À partir de mars 2015, Riyad et Abou Dhabi ont dirigé ensemble une coalition militaire arabe visant à inverser les progrès réalisés par les Houthis en 2014 et 2015.
Mais plusieurs années après le début de cette campagne, les dirigeants émiratis ont pris conscience de son caractère désastreux et ont changé de cap.
En 2019, les Émirats arabes unis ont officiellement retiré leurs forces du Yémen et ont commencé à influencer le paysage du sud du Yémen par l'intermédiaire d'acteurs non étatiques de substitution.
Les Émirats arabes unis ont ainsi soutenu divers groupes yéménites tels que le Conseil transitoire du Sud (CTS), tout en laissant l'Arabie saoudite combattre les Houthis dans le nord du Yémen.
"Le fait est que les Émirats arabes unis et l'Arabie saoudite sont allés au Yémen avec des programmes différents, poursuivant des guerres différentes mais qui se chevauchent et des cadres idéologiques divergents. Avec le temps, cela est devenu plus évident qu'au début, et cela reste vrai aujourd'hui", a déclaré M. Ibish.

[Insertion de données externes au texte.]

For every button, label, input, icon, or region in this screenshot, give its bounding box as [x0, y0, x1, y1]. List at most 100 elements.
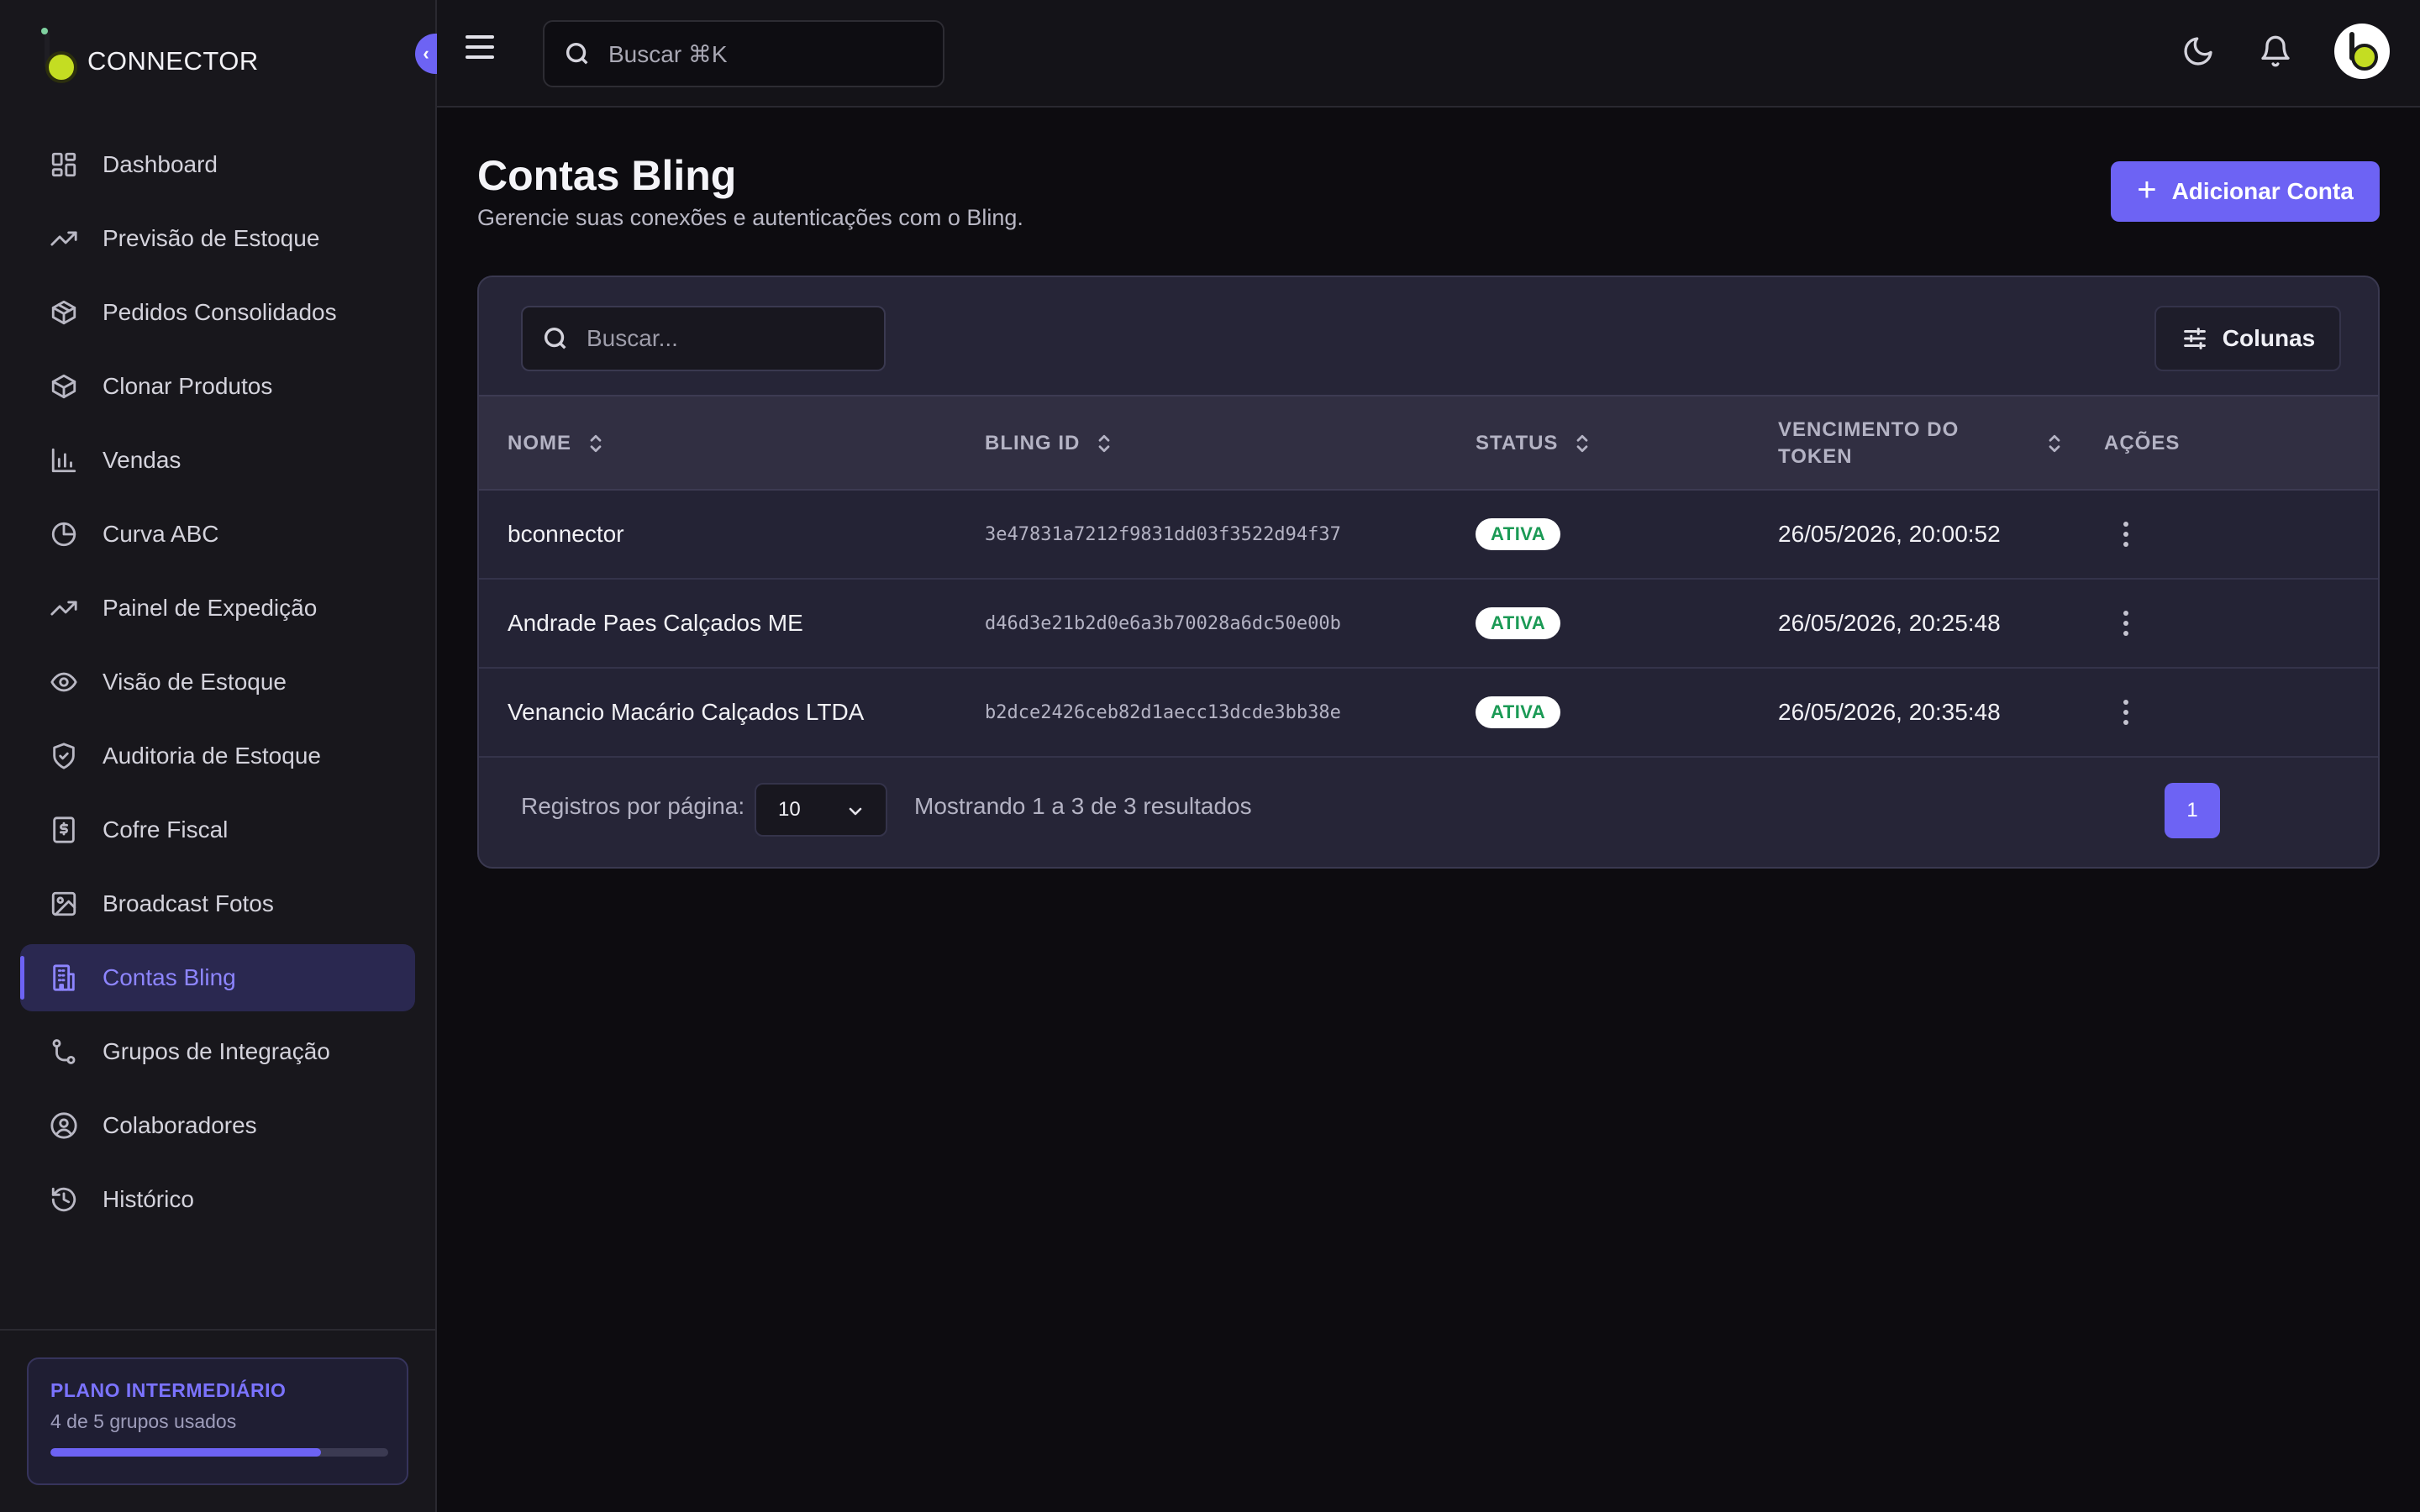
sidebar-item-vendas[interactable]: Vendas	[20, 427, 415, 494]
moon-icon[interactable]	[2178, 31, 2218, 71]
status-badge: ATIVA	[1476, 607, 1561, 639]
sidebar-item-label: Painel de Expedição	[103, 595, 318, 621]
logo-icon	[37, 24, 81, 83]
eye-icon	[49, 667, 79, 697]
column-header-status[interactable]: STATUS	[1476, 396, 1591, 491]
plan-progress-bar	[50, 1448, 388, 1457]
plan-usage: 4 de 5 grupos usados	[50, 1410, 237, 1432]
sidebar-item-label: Visão de Estoque	[103, 669, 287, 695]
search-icon	[566, 42, 588, 65]
table-search-input[interactable]: Buscar...	[521, 306, 886, 371]
per-page-label: Registros por página:	[521, 793, 745, 819]
sort-icon[interactable]	[1095, 431, 1113, 456]
sidebar-item-label: Histórico	[103, 1186, 194, 1212]
history-icon	[49, 1184, 79, 1215]
column-header-nome[interactable]: NOME	[508, 396, 605, 491]
topbar: Buscar ⌘K	[437, 0, 2420, 108]
table-row[interactable]: Venancio Macário Calçados LTDA b2dce2426…	[479, 669, 2378, 758]
sidebar-item-label: Broadcast Fotos	[103, 890, 274, 916]
receipt-icon	[49, 815, 79, 845]
menu-icon[interactable]	[466, 35, 499, 69]
plan-title: PLANO INTERMEDIÁRIO	[50, 1379, 287, 1401]
building-icon	[49, 963, 79, 993]
trending-up-icon	[49, 593, 79, 623]
topbar-actions	[2141, 24, 2390, 79]
sidebar-nav: Dashboard Previsão de Estoque Pedidos Co…	[20, 131, 415, 1240]
shield-check-icon	[49, 741, 79, 771]
sidebar-item-contas-bling[interactable]: Contas Bling	[20, 944, 415, 1011]
results-summary: Mostrando 1 a 3 de 3 resultados	[914, 793, 1252, 819]
sidebar-item-colaboradores[interactable]: Colaboradores	[20, 1092, 415, 1159]
sidebar-item-painel-expedicao[interactable]: Painel de Expedição	[20, 575, 415, 642]
more-actions-icon[interactable]	[2118, 519, 2134, 549]
sidebar-item-label: Pedidos Consolidados	[103, 299, 337, 325]
add-account-button[interactable]: + Adicionar Conta	[2111, 161, 2380, 222]
token-expiry: 26/05/2026, 20:00:52	[1778, 521, 2001, 547]
bling-id: b2dce2426ceb82d1aecc13dcde3bb38e	[985, 701, 1341, 723]
per-page-select[interactable]: 10	[755, 783, 887, 837]
columns-button[interactable]: Colunas	[2154, 306, 2341, 371]
image-icon	[49, 889, 79, 919]
sidebar-item-label: Curva ABC	[103, 521, 219, 547]
sidebar-item-historico[interactable]: Histórico	[20, 1166, 415, 1233]
page-subtitle: Gerencie suas conexões e autenticações c…	[477, 205, 1023, 230]
sidebar-item-cofre-fiscal[interactable]: Cofre Fiscal	[20, 796, 415, 864]
more-actions-icon[interactable]	[2118, 697, 2134, 727]
bar-chart-icon	[49, 445, 79, 475]
accounts-table-card: Buscar... Colunas NOME BLING ID STATUS V…	[477, 276, 2380, 869]
brand-name: CONNECTOR	[87, 46, 259, 76]
token-expiry: 26/05/2026, 20:35:48	[1778, 699, 2001, 725]
sidebar-item-clonar-produtos[interactable]: Clonar Produtos	[20, 353, 415, 420]
global-search-placeholder: Buscar ⌘K	[608, 40, 728, 67]
more-actions-icon[interactable]	[2118, 608, 2134, 638]
bell-icon[interactable]	[2255, 31, 2296, 71]
collapse-sidebar-button[interactable]: ‹	[415, 34, 437, 74]
sidebar-item-label: Grupos de Integração	[103, 1038, 330, 1064]
sidebar-item-label: Auditoria de Estoque	[103, 743, 321, 769]
column-header-label: VENCIMENTO DO TOKEN	[1778, 418, 1960, 468]
sidebar-item-pedidos-consolidados[interactable]: Pedidos Consolidados	[20, 279, 415, 346]
sidebar-item-dashboard[interactable]: Dashboard	[20, 131, 415, 198]
table-row[interactable]: bconnector 3e47831a7212f9831dd03f3522d94…	[479, 491, 2378, 580]
user-circle-icon	[49, 1110, 79, 1141]
sidebar-item-grupos-integracao[interactable]: Grupos de Integração	[20, 1018, 415, 1085]
per-page-value: 10	[778, 798, 801, 821]
sidebar-item-curva-abc[interactable]: Curva ABC	[20, 501, 415, 568]
page-title: Contas Bling	[477, 152, 737, 199]
sidebar-item-broadcast-fotos[interactable]: Broadcast Fotos	[20, 870, 415, 937]
column-header-acoes: AÇÕES	[2104, 396, 2180, 491]
column-header-bling-id[interactable]: BLING ID	[985, 396, 1113, 491]
table-header: NOME BLING ID STATUS VENCIMENTO DO TOKEN…	[479, 395, 2378, 491]
box-icon	[49, 371, 79, 402]
sort-icon[interactable]	[2045, 431, 2064, 456]
column-header-label: STATUS	[1476, 432, 1559, 454]
status-badge: ATIVA	[1476, 696, 1561, 728]
dashboard-icon	[49, 150, 79, 180]
table-footer: Registros por página: 10 Mostrando 1 a 3…	[479, 759, 2378, 867]
sliders-icon	[2183, 328, 2206, 349]
sidebar-divider	[0, 1329, 437, 1331]
sidebar-item-label: Contas Bling	[103, 964, 236, 990]
sidebar-item-visao-estoque[interactable]: Visão de Estoque	[20, 648, 415, 716]
columns-label: Colunas	[2222, 325, 2316, 351]
package-icon	[49, 297, 79, 328]
page-button-current[interactable]: 1	[2165, 783, 2220, 838]
column-header-vencimento[interactable]: VENCIMENTO DO TOKEN	[1778, 396, 2064, 491]
global-search-input[interactable]: Buscar ⌘K	[543, 20, 944, 87]
pagination: 1	[2165, 783, 2225, 838]
sort-icon[interactable]	[587, 431, 605, 456]
sort-icon[interactable]	[1573, 431, 1591, 456]
sidebar-item-label: Colaboradores	[103, 1112, 257, 1138]
sidebar-item-label: Previsão de Estoque	[103, 225, 320, 251]
app-logo[interactable]: CONNECTOR	[37, 20, 259, 87]
sidebar-item-auditoria-estoque[interactable]: Auditoria de Estoque	[20, 722, 415, 790]
plan-card[interactable]: PLANO INTERMEDIÁRIO 4 de 5 grupos usados	[27, 1357, 408, 1485]
sidebar-item-label: Clonar Produtos	[103, 373, 273, 399]
account-name: Andrade Paes Calçados ME	[508, 610, 803, 636]
bling-id: d46d3e21b2d0e6a3b70028a6dc50e00b	[985, 612, 1341, 634]
sidebar: CONNECTOR ‹ Dashboard Previsão de Estoqu…	[0, 0, 437, 1512]
sidebar-item-label: Cofre Fiscal	[103, 816, 229, 843]
sidebar-item-previsao-estoque[interactable]: Previsão de Estoque	[20, 205, 415, 272]
avatar[interactable]	[2334, 24, 2390, 79]
table-row[interactable]: Andrade Paes Calçados ME d46d3e21b2d0e6a…	[479, 580, 2378, 669]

Il est indéniable que ces conflits d'intérêts entre l'Arabie saoudite et les Émirats arabes unis concernant le Yémen ont créé une dynamique sur le terrain qui sert les intérêts des Houthis et, par extension, ceux de l'Iran.
L'absence d'alignement entre Riyad et Abou Dhabi a largement contribué à la faiblesse et à l'inefficacité du Conseil présidentiel de direction (CPL), qui est l'organe à la tête du gouvernement internationalement reconnu du Yémen, lorsqu'il s'agit de traiter avec les Houthis.
Le CTS, parrainé par les Émirats arabes unis, s'oppose aux éléments soutenus par l'Arabie saoudite au Yémen qui croient en l'unité Nord-Sud. Comme l'explique M.
Kechichian, le soutien d'Abou Dhabi au CTS, qui appelle au rétablissement de l'État indépendant du Yémen du Sud qui a existé de 1967 à 1990, a entraîné de "graves divergences" entre les politiques étrangères saoudienne et émiratie vis-à-vis du Yémen, alimentant ainsi une "impasse permanente dans ce pays infortuné".
Les deux partenaires du CCG soutiennent différents groupes yéménites qui, à toutes fins utiles, perpétuent la fragmentation actuelle, explique M. Kechichian. En outre, Riyad et Abou Dhabi ne semblent pas prêts à mettre de côté leurs différences et à soutenir un leadership unique capable de vaincre les Houthis, de maintenir l'unité du Yémen et d'investir dans sa reconstruction.
Veena Ali-Khan, chercheuse sur le Yémen et le golfe Persique, a déclaré à TRT World : "Il y a toujours des rumeurs selon lesquelles les Émirats arabes unis font pression pour prendre le contrôle du port d'Aden par l'intermédiaire de Dubaï Ports World.
Plus important encore, de profondes divisions subsistent au sein des forces du bloc anti-Houthi, avec des animosités croissantes entre le STC et les forces d'Amalika, qui sont ostensiblement censées être du même côté.
Pour dire les choses crûment, les agendas contradictoires de l'Arabie saoudite et des Émirats arabes unis au Yémen continuent de contribuer à la fragmentation du CLP".
Néanmoins, jusqu'à présent, Riyad et Abou Dhabi ont réussi à éviter que leurs intérêts conflictuels au Yémen n'alimentent une crise totale dans les affaires bilatérales, même si certains commentateurs ont passé des années à suggérer que l'alliance entre l'Arabie saoudite et les Émirats arabes unis se détériorait.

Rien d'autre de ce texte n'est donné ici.